As conversas ocorreram após a declaração do estado de exceção e uma operação policial e militar para desbloquear rodovias, realizada no último fim de semana.

Segundo o Ministério do Governo, o diálogo com Oviedo teve como objetivo buscar um cenário de estabilidade institucional na Bolívia e fortalecer a coordenação em matéria de segurança.

O presidente Paz participou, em março passado, da cúpula Escudo das Américas, convocada pelo chefe da Casa Branca, Donald Trump, em Miami, com o objetivo geopolítico de impedir a presença chinesa na região.

Durante sua estadia na Flórida, o dignitário manteve uma reunião com o secretário de Estado, Marco Rubio, e foi um dos signatários do ato constitutivo da aliança Escudo das Américas, ao lado de Javier Milei (Argentina), José Antonio Kast (Chile), Rodrigo Chaves (Costa Rica) e Luis Abinader (República Dominicana).

Também estiveram presentes Daniel Noboa (Equador), Nayib Bukele (El Salvador); Nasry Asfura (Honduras), José Raúl Mulino (Panamá); Santiago Peña (Paraguai) e Kamla Persad-Bissessar (Trinidad e Tobago), todos representantes da direita continental.

O governo Trump prioriza, no Escudo das Américas, bloquear acordos dos participantes com a China, ampliar suas capacidades de inteligência militar e acelerar projetos de infraestrutura essenciais para seu comércio internacional.

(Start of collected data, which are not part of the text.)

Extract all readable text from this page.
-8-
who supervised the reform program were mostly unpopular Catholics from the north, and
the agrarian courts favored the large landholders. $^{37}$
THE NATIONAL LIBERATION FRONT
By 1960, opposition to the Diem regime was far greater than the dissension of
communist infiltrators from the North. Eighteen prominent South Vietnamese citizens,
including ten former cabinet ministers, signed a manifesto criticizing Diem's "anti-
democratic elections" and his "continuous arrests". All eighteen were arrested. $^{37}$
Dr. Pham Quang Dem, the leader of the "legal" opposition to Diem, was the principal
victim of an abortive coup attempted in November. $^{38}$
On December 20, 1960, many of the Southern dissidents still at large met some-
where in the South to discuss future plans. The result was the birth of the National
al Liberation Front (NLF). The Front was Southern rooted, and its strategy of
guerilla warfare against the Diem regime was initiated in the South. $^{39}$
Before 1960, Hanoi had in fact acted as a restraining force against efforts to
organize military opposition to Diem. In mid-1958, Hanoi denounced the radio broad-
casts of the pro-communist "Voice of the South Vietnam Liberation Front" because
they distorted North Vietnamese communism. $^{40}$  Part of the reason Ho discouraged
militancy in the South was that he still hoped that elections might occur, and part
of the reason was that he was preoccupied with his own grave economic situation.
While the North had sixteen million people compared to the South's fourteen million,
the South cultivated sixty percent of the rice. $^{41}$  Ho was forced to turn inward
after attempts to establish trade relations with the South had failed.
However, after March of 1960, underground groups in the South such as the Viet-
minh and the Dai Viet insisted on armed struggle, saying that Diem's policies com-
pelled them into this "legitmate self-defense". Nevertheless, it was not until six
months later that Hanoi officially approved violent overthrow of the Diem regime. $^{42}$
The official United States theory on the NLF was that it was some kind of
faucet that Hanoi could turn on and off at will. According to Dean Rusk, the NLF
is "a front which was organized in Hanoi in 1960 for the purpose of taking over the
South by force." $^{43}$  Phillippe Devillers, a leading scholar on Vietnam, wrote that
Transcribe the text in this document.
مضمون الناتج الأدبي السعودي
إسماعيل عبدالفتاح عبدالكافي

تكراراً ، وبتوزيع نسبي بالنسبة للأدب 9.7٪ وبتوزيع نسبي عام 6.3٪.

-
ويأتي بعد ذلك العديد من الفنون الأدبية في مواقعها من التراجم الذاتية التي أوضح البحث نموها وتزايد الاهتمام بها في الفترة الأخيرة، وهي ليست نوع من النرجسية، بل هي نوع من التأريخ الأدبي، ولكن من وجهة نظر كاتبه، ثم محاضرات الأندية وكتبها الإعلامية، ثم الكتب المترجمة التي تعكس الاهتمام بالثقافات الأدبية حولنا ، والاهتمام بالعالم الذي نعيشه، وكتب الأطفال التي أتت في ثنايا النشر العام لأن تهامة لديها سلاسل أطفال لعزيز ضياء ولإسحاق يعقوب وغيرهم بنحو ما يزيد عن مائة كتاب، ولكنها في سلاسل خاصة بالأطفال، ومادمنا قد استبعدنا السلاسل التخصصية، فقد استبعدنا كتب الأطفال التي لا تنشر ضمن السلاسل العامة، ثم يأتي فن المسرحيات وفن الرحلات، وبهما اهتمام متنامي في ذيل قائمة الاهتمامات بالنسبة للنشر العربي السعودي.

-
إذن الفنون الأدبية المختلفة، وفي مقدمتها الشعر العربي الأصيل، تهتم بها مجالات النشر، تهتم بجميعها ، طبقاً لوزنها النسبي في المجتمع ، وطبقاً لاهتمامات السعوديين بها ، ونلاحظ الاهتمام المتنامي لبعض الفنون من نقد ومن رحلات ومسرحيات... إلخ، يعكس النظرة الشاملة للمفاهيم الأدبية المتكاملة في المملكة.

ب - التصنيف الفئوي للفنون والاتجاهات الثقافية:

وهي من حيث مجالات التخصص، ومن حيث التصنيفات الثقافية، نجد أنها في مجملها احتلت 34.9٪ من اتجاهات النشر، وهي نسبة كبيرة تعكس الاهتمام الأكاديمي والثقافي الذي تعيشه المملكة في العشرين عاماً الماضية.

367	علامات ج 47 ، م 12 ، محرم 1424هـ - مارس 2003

Durante as marchas e bloqueios de setores sociais que exigiram, por mais de 50 dias, a renúncia de Paz desde 1º de maio passado, por se sentirem traídos nos primeiros sete meses de mandato em relação às promessas eleitorais, os 13 países membros do Escudo das Américas manifestaram apoio ao governante em um comunicado e classificaram como “esforços cínicos” essas medidas de pressão das forças populares bolivianas.